В молодости своей Николай Альбертович много путешествовал. Пешком исходил вдоль и поперек Италию, Грецию, Ближний и Средний Восток. Он может часами предаваться воспоминаниям о путешествиях. Поводом ему служит любая буква латыни, любая строчка из Юлия Цезаря, которого понемногу мы начинаем читать. Часами баюкает нас глуховатый голос профессора.
- Однажды, друзья мои, - начинает очередную новеллу Николай Альбертович, - я возвращался из Цюриха в Женеву. В купе нас было двое. Тронулся поезд, и мой сосед - средних лет интеллигентный человек - извлек из кармана небольшой томик и углубился в чтение. В дороге я также имел обыкновением своим читать любимых писателей. На этот раз в моих руках был Гораций. За окном вагона проплывала осенняя Швейцария. Я наслаждался красотой швейцарских пейзажей и стихами великого поэта. Изредка обращал свой взор на моего спутника. Дело в том, что книга, которую он читал с глубочайшим вниманием, как я заметил, была русской и чем-то очень мне знакомой.
"Простите, - не удержался я, обратившись к незнакомцу по-русски, что за книгу читаете вы с таким интересом?" Тот поднял голову, окинул меня быстрым живым взглядом, протянул томик и весело сказал: "Гораций. Замечательный, между прочим, писатель. Хотя и древний".
Николай Альбертович сделал паузу и закрыл глаза, не желая в эту минуту видеть нас. Он хотел остаться один на один с далекими своими годами. Потом он взглянул на нас удивленно и поднял указательный палец.
- А знаете ли вы, кто был этим незнакомцем? - спросил он. - Это был, - голос Николая Альбертовича дрогнул. - Это был Владимир Ильич. Да, друзья мои, Владимир Ильич Ульянов-Ленин.
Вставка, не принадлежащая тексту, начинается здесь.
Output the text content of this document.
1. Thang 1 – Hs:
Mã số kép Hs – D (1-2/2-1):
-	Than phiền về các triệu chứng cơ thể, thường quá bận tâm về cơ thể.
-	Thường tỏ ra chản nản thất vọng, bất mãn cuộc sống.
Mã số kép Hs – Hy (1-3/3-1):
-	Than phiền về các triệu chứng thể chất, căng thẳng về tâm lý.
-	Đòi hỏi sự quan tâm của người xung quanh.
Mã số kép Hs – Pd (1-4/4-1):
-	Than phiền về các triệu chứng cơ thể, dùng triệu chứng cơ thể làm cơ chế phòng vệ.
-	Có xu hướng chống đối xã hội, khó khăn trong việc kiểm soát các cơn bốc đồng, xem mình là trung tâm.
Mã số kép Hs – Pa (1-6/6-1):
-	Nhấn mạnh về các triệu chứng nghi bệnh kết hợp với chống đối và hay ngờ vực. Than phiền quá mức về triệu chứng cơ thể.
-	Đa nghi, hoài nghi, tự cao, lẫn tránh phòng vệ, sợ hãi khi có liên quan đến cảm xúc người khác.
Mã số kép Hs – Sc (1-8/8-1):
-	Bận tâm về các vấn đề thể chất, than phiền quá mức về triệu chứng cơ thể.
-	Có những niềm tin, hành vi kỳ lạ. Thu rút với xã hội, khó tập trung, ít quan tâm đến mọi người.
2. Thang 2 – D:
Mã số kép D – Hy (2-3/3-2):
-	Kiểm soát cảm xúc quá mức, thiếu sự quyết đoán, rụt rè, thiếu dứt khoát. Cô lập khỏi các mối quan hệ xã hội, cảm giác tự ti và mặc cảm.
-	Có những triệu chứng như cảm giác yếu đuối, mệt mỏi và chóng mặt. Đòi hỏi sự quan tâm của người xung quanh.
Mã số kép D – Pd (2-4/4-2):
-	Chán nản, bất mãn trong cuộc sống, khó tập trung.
"Да-а!" - сказал бы Витя Ласточкин. Но сейчас он сидел в другой аудитории. Было тихо-тихо. И я услышал, как шумно вздохнул над ухом у меня Коля.
7
Совсем другое дело капитан Портянкин. Из главного здания мы ходим к нему в деревянный сарайчик, где размещается тир, где закуток для стрелкового оружия и в песочных ящиках различные рельефы, на которых мы решаем тактические задачи. Здесь все просто и доступно. Собрать и разобрать винтовку, поразить противника. Причем стараться поразить напечатанного на бумаге противника в десятку, то есть в сердце. Прост, доступен и сам Портянкин. Он похлопывает нас по плечу, отпускает солдатские шутки, а когда отделили от нас девчонок, с особенным смаком стал выговаривать свое любимое присловье - "ясссное море!". Он так это выговаривает, что мы чувствуем глухую тоску капитана по крепкому слову. И если тоска эта слишком одолевает его, он безо всякого стеснения употребляет и такие слова. В этом сарае капитан Портянкин по-своему распоряжается нашими судьбами. Он вроде и не подозревает, что, может, кто думает о литературной славе, а кто об ученой, а кто и об иной какой славе. Он знает только одно: "Молодец! Хороший боец получится!" Или наоборот: "Горе луковое! Какой же из тебя боец получится!" Или так еще: "Кто же так стреляет с положения лежа? Вот он прижмет тебя огнем к земле, а ты что? А ты с положения лежа стрелять не умеешь".